In a sister paper to this one, I develop the method of “variational cross-examination” in which a postphenomenological investigation, after first brainstorming stabilities through variational analysis, should then critically contrast those stabilities with one another (Rosenberger 2014). This method of variational cross-examination thus rings in tune with Prescription 1. In that paper I flesh this out through an example of the positive use of multistability, exploring the case of subway and park benches, which in addition to the dominant bench stability, are also used by the homeless as makeshift beds.
In a related discussion, Ihde explores the example of rotated cubes (1986, 103).

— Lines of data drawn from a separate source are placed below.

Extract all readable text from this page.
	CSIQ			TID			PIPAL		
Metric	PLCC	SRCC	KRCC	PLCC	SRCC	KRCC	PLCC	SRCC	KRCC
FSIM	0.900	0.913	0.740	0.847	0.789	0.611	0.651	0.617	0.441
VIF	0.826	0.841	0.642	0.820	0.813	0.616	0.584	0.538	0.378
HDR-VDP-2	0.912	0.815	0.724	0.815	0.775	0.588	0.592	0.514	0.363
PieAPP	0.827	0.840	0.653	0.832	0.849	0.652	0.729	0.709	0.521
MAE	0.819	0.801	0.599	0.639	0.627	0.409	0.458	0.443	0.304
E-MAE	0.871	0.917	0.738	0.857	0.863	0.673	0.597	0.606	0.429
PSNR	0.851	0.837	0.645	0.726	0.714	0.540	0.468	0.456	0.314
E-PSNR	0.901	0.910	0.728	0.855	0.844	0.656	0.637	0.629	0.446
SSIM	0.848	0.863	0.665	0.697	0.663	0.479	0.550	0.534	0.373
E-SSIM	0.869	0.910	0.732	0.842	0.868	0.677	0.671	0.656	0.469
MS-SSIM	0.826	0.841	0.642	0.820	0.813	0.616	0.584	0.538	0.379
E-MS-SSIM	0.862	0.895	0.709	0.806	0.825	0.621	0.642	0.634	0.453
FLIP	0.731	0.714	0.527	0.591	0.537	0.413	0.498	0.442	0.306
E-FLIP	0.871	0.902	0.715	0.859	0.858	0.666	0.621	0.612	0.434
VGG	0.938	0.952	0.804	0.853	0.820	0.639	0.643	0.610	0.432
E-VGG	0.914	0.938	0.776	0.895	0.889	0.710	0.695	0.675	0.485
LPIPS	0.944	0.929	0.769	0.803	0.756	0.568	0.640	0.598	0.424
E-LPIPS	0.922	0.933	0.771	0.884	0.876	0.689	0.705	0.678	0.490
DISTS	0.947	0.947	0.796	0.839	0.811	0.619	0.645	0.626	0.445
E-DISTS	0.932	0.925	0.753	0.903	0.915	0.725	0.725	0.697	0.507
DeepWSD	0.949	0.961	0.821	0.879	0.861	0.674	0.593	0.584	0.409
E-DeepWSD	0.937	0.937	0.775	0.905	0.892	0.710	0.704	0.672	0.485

To continue our reply to Thomson’s suggestion that “technology” is a category that must be defined ahead of time if we are to do a phenomenology of technology, we can appeal to the Haraway quote here. The category of “technology” could be added to Haraway’s list of local abstractions that should never be mistaken for preexisting essences, nor ever mistaken for providing a preexisting foundation. Verbeek’s postphenomenological conviction that subjects and the world are things that are co-shaped though technological mediation is resonant with Haraway’s insights on this point.
For example, reflecting on a Heidegger-style passage in Hubert Dreyfus’s work, Scharff writes, “I think Dreyfus wants it to be heard with a Heideggerian ear, as describing how technoscience for the most part already tends to ‘occur,’ to ‘give’ reality to us—that is, to essentialize” (2010, 111).
Diane Michelfelder makes exactly this argument in an interestingly counterintuitive way, claiming that while social media websites fit Borgmann’s device paradigm, massive multiplayer internet games challenge the paradigm and can offer meaningful experiences that challenge the device paradigm (2012).